For all her love of beauty --- she never tells us about a special painting -- ceramic -- seal -- ink stone -- building -- or pattern of fabric. We mostly hear about nature: the moon in the sky, the dew on the spider's web, the morning mists etc. --- all things that I'm guessing are just the standard topics of canonical Chinese poetry. And when we hear about how people are dressed -- it's always about the layers of tinted cloth -- not about the patterns -- or about the cut or shapes.

It leads me to wonder whether she has really felt the feelings she records -- or whether she's just 'feeling' what she is supposed to. For example, when she notes how delightful it is to hear the emperor playing his flute late at night --- is that because she really has an ear for beautiful music -- or just because it's the emperor -- and everything the royals do is just so special. (she never notes that any other musical performance was especially memorable)

And nobody has a story. (unless the reader wants to try cobbling one together)

This is what is most surprising to me -- for a person living at court --- surrounded daily by rumor, gossip, successes, tragedies --- she doesn't want to tell any stories about human destiny --- which leads me to that one story she does tell ---- that is so incredible to my barbaric ear --- the one about the man whose house burned down.

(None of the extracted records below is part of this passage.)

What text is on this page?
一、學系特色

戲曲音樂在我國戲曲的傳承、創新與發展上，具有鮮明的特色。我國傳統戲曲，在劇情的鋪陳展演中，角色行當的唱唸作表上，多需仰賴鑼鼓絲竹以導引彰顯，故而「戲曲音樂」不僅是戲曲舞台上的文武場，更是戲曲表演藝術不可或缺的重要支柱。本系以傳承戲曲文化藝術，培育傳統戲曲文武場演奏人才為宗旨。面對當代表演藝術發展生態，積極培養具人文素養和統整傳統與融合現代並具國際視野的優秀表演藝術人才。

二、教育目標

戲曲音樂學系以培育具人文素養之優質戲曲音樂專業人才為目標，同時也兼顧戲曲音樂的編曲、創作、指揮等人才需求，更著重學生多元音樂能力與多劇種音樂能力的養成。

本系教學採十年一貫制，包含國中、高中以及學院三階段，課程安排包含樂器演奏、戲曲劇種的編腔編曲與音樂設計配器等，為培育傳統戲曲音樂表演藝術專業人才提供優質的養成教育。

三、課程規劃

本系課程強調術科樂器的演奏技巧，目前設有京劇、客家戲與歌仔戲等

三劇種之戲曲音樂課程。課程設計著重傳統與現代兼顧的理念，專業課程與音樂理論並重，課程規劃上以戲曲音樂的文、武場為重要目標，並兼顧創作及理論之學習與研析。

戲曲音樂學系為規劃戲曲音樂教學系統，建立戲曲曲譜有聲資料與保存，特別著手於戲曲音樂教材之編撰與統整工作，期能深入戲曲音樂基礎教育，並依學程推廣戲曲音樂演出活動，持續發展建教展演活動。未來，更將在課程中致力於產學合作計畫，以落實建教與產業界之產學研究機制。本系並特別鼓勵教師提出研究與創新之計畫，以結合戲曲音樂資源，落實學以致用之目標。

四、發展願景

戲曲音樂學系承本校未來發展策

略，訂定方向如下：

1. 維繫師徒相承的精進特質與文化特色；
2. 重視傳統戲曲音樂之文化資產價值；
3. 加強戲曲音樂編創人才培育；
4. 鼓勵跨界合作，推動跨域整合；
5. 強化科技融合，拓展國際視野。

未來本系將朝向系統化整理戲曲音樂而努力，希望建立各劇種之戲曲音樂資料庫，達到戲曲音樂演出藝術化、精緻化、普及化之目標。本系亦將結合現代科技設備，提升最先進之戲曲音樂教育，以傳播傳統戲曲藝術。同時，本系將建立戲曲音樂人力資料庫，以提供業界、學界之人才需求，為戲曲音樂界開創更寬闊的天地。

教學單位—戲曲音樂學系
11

It's the story of a man whose house was built close to the imperial compound -- and when the hay in an imperial stable caught fire --- the fire spread and burned down this man's house, nearly killing his son. There being no insurance companies back in those days -- this man was probably rendered desititute -- and he approached the ladies of court looking for a handout.

Well --- Shonagon gave him a handout all right --- a mocking poem -- full of the puns and the literary allusions that were her specialty -- that the poor, illiterate man couldn't even read -- but thinking that it was some kind of promisary note, would take to some offical to cash in for his compensation. Oh, what a fine joke that was on him -- when he learned that he would receive nothing but contempt. Hah - hah- hah --- now look at that poor wretch cry !

I suppose this is just the meaness that a vulnerable person turns back upon the world --- and while this behavior itself is not especially appealing -- the candor in expressing it is probably what keep our eyes glued to the page -- and digging through the notes to figure out what was going on.

There's really two volumes here: volume one is the translation --- and volume two (equally as long) are the translator's (Ivan Morris) notes -- filling in the reader on the details of historical characters, places, figures of speech, and probable chronologies --- and the two have to be read side-by-side.

When all that digging is done ---- what of value has been discovered ?

By itself -- it's just a small selfish person in a small clannish world -- but its larger context is the life of Chinese culture outside of China -- which is a story that is still being played out.